I’m overjoyed at the thought of growing my very own coffee tree from a seedling, and at adding to the collection of other adopted plants in my cubicle, growing in the fading light of a Seattle summer gone-by.
But what does it take to grow a coffee tree? Having only ever purchased one pre-grown at a nursery before, I’m not quite sure what I’m getting into. Luckily, I’ve hit the “Coffee Agriculture” phase of my Coffee Master learning journey, which gave me quite the enlightening overview. As it turns out, it is quite the involved process to turn a little fertile coffee bean into a beautiful, coffee-producing tree.
In this case, it all begins with a pink, or rather green, bean.

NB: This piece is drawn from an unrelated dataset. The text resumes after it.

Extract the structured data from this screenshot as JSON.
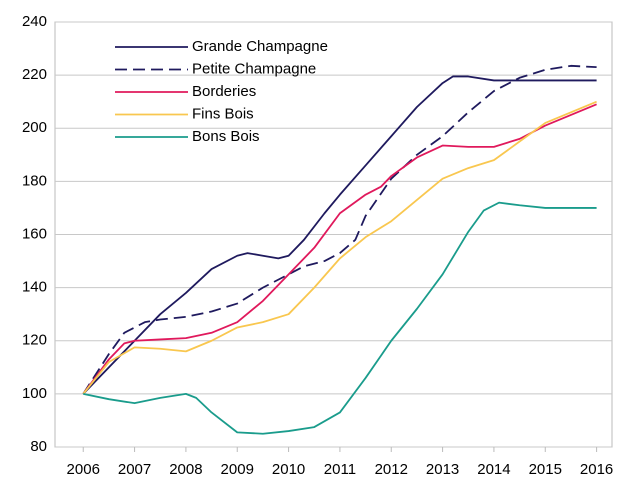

The very same green coffee beans that are the basis of Starbucks premium roasted coffee can just as easily become the next productive coffea arabica tree for one of our many farmers. The beans that I happened to procure are intended for sprouting, and therefore were sprayed with a pink fungicide to ensure their safe storage and shipment prior to being planted.
Now that these pink beans have found there home with me, they’ll begin the next leg of their journey: germination. Rather slow, coffee beans take approximately two weeks to germinate, and spread roots into the ground while pushing a small, green stem upward.

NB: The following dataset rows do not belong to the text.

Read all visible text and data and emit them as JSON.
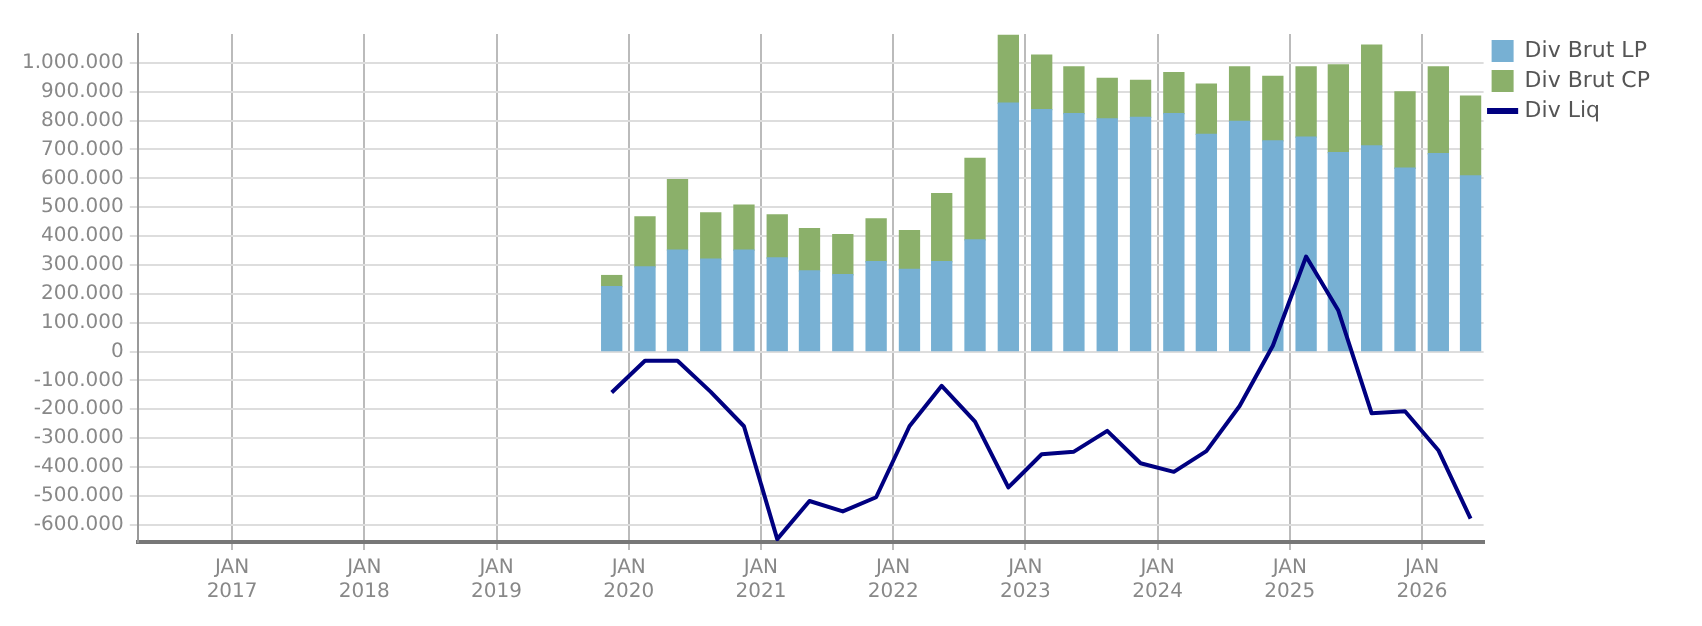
{
  "chart_data": {
    "type": "bar",
    "stacked": true,
    "x": [
      "2019-11-15",
      "2020-02-15",
      "2020-05-15",
      "2020-08-15",
      "2020-11-15",
      "2021-02-15",
      "2021-05-15",
      "2021-08-15",
      "2021-11-15",
      "2022-02-15",
      "2022-05-15",
      "2022-08-15",
      "2022-11-15",
      "2023-02-15",
      "2023-05-15",
      "2023-08-15",
      "2023-11-15",
      "2024-02-15",
      "2024-05-15",
      "2024-08-15",
      "2024-11-15",
      "2025-02-15",
      "2025-05-15",
      "2025-08-15",
      "2025-11-15",
      "2026-02-15",
      "2026-05-15"
    ],
    "series": [
      {
        "name": "Div Brut LP",
        "color": "#77b0d3",
        "values": [
          225000,
          293000,
          351000,
          320000,
          351000,
          324000,
          279000,
          266000,
          311000,
          284000,
          311000,
          387000,
          860000,
          838000,
          824000,
          806000,
          811000,
          824000,
          752000,
          797000,
          730000,
          743000,
          689000,
          712000,
          635000,
          685000,
          608000
        ]
      },
      {
        "name": "Div Brut CP",
        "color": "#8bb06a",
        "values": [
          38000,
          173000,
          244000,
          160000,
          156000,
          149000,
          147000,
          139000,
          148000,
          135000,
          236000,
          282000,
          235000,
          189000,
          162000,
          140000,
          128000,
          142000,
          174000,
          189000,
          223000,
          243000,
          304000,
          349000,
          264000,
          301000,
          277000
        ]
      },
      {
        "name": "Div Liq",
        "type": "line",
        "color": "#000080",
        "values": [
          -142000,
          -32000,
          -32000,
          -140000,
          -259000,
          -650000,
          -518000,
          -554000,
          -505000,
          -259000,
          -119000,
          -243000,
          -471000,
          -356000,
          -347000,
          -275000,
          -387000,
          -417000,
          -345000,
          -189000,
          20000,
          329000,
          142000,
          -214000,
          -207000,
          -342000,
          -579000
        ]
      }
    ],
    "xlim": [
      "2016-04-15",
      "2026-06-20"
    ],
    "xticks": [
      {
        "value": "2017-01-01",
        "label": "JAN\n2017"
      },
      {
        "value": "2018-01-01",
        "label": "JAN\n2018"
      },
      {
        "value": "2019-01-01",
        "label": "JAN\n2019"
      },
      {
        "value": "2020-01-01",
        "label": "JAN\n2020"
      },
      {
        "value": "2021-01-01",
        "label": "JAN\n2021"
      },
      {
        "value": "2022-01-01",
        "label": "JAN\n2022"
      },
      {
        "value": "2023-01-01",
        "label": "JAN\n2023"
      },
      {
        "value": "2024-01-01",
        "label": "JAN\n2024"
      },
      {
        "value": "2025-01-01",
        "label": "JAN\n2025"
      },
      {
        "value": "2026-01-01",
        "label": "JAN\n2026"
      }
    ],
    "ylim": [
      -660000,
      1100000
    ],
    "yticks": [
      {
        "value": -600000,
        "label": "-600.000"
      },
      {
        "value": -500000,
        "label": "-500.000"
      },
      {
        "value": -400000,
        "label": "-400.000"
      },
      {
        "value": -300000,
        "label": "-300.000"
      },
      {
        "value": -200000,
        "label": "-200.000"
      },
      {
        "value": -100000,
        "label": "-100.000"
      },
      0,
      {
        "value": 100000,
        "label": "100.000"
      },
      {
        "value": 200000,
        "label": "200.000"
      },
      {
        "value": 300000,
        "label": "300.000"
      },
      {
        "value": 400000,
        "label": "400.000"
      },
      {
        "value": 500000,
        "label": "500.000"
      },
      {
        "value": 600000,
        "label": "600.000"
      },
      {
        "value": 700000,
        "label": "700.000"
      },
      {
        "value": 800000,
        "label": "800.000"
      },
      {
        "value": 900000,
        "label": "900.000"
      },
      {
        "value": 1000000,
        "label": "1.000.000"
      }
    ],
    "grid": true,
    "legend": "top right",
    "marker": "none",
    "line_style": "solid"
  }
}
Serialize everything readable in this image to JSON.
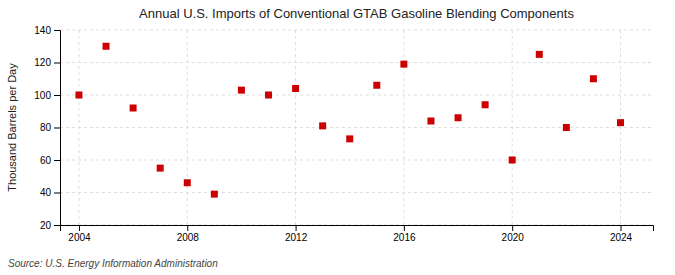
{
  "chart_data": {
    "type": "scatter",
    "title": "Annual U.S. Imports of Conventional GTAB Gasoline Blending Components",
    "ylabel": "Thousand Barrels per Day",
    "annotations": [
      "Source: U.S. Energy Information Administration"
    ],
    "x": [
      2004,
      2005,
      2006,
      2007,
      2008,
      2009,
      2010,
      2011,
      2012,
      2013,
      2014,
      2015,
      2016,
      2017,
      2018,
      2019,
      2020,
      2021,
      2022,
      2023,
      2024
    ],
    "values": [
      100,
      130,
      92,
      55,
      46,
      39,
      103,
      100,
      104,
      81,
      73,
      106,
      119,
      84,
      86,
      94,
      60,
      125,
      80,
      110,
      83
    ],
    "color": "#cc0000",
    "marker": "square",
    "xlim": [
      2003.3,
      2025.2
    ],
    "xticks": [
      2004,
      2008,
      2012,
      2016,
      2020,
      2024
    ],
    "ylim": [
      20,
      140
    ],
    "yticks": [
      20,
      40,
      60,
      80,
      100,
      120,
      140
    ],
    "grid": true
  }
}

Successfully-germinated coffee beans will push up from the soil by about six weeks into the process. At this point, they are called a “matchstick” or “soldier” because it looks like a little leaf cap atop a small green stem (this “cap” is actually the cotyledon, the first leaf that forms from the embryo).
It isn’t until two months that this first leaf beings separating into two leaves that will nourish the plant through photosynthesis, and help the tree to grow its first “true” leaves. Plants at this stage are still very fragile and vulnerable, and are usually being cared for in a nursery, with careful monitoring of temperature, water, and pests.
Finally, about four months after germination, the first branches will start to form on the tree. After careful monitoring from months 4-12, and some quality checks to weed out any seeds which are failing to grow and thrive to standard, the baby coffee trees have developed nice, green foliage and are finally ready for transplant to a farm.
Believe it or not, that’s the easy part. After receiving the yearling coffee trees, farmers plant and carefully tend to the plants, protecting them from frost, drought and weeds for another three to four years before ever reaping a coffee cherry. Most coffee trees don’t reach full, coffee-producing maturity until at least 3-4 years of age. Though they can live to be 100 years old or more, once they begin producing coffee trees will only provide cherries for about 20-25 years before they must be retired or replaced.
In my case, I’m not too concerned with producing cherries. I’ll just be happy if I can keep the little things alive through their initial growing phases and into maturity. Updates to follow!